Si le gendarme n’a pas accepté de comparaître sur reconnaissance de culpabilité, c’est « que je ne reconnaissais pas être coupable. Pas de vol, pas de dégradation », témoigne-t-il.

Une amende de 500 € requise

Au cours de l’instruction, les faits sont requalifiés, passant de « vol » à « dégradation et détérioration d’un bien appartenant à autrui ». Le procureur requiert une amende de 500 € à son encontre.
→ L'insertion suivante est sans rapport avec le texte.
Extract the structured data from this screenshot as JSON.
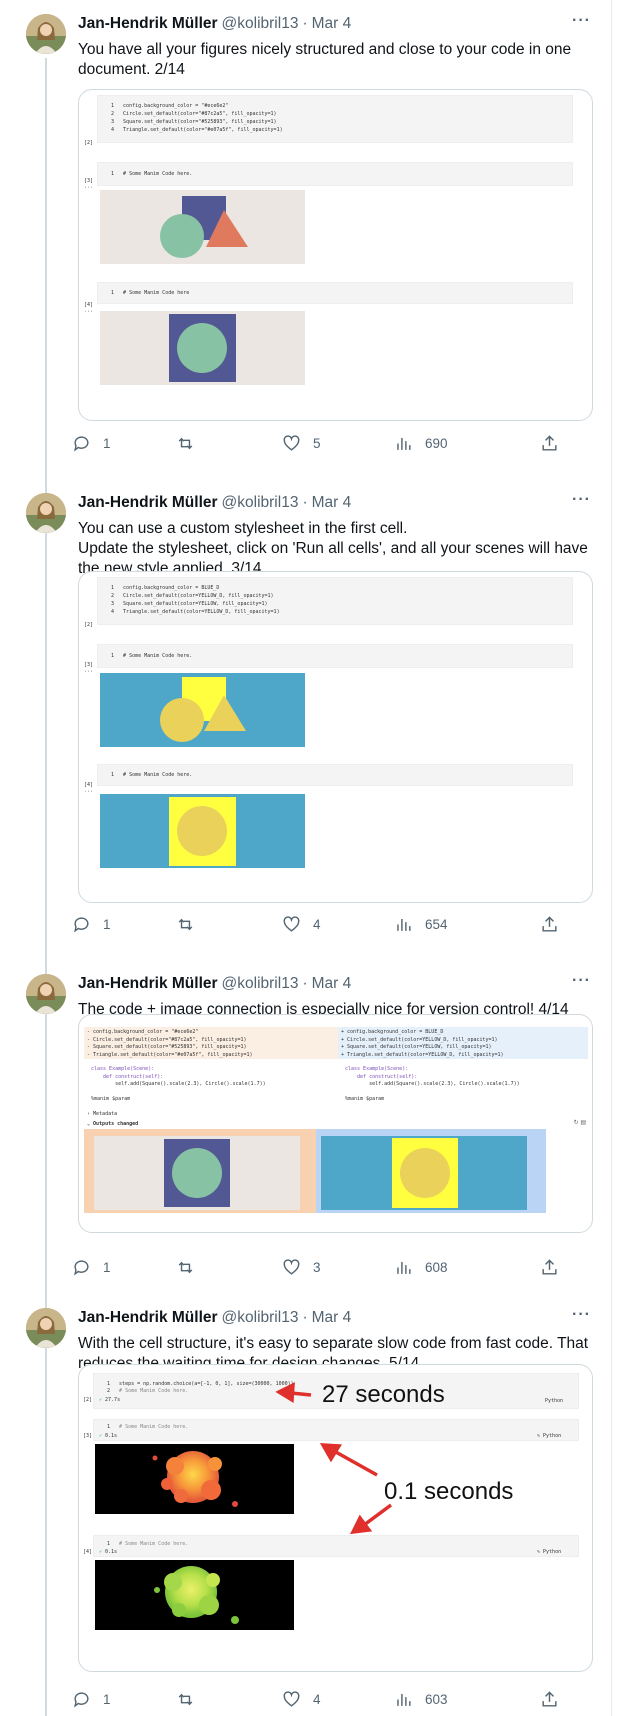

Me Alexandra Nokovitch, l’avocate du gendarme, se demande si « une erreur de jugement est une infraction pénale ? Je pose simplement cette question parce qu’aujourd’hui, la carrière de mon client est littéralement stoppée. Nous avons suggéré au parquet une réprimande. Nous aurions pu nous arrêter là. Cette erreur de base, dans une carrière saluée par sa hiérarchie par des médailles, constitue-t-elle une infraction pénale ? Non. »

La propriétaire du téléphone, absente à l’audience, s’est constituée partie civile. Elle demande 790 € de préjudice matériel et 400 € de préjudice moral.

La décision a été mise en délibéré. Le jugement sera rendu le 25 septembre, à 14 h.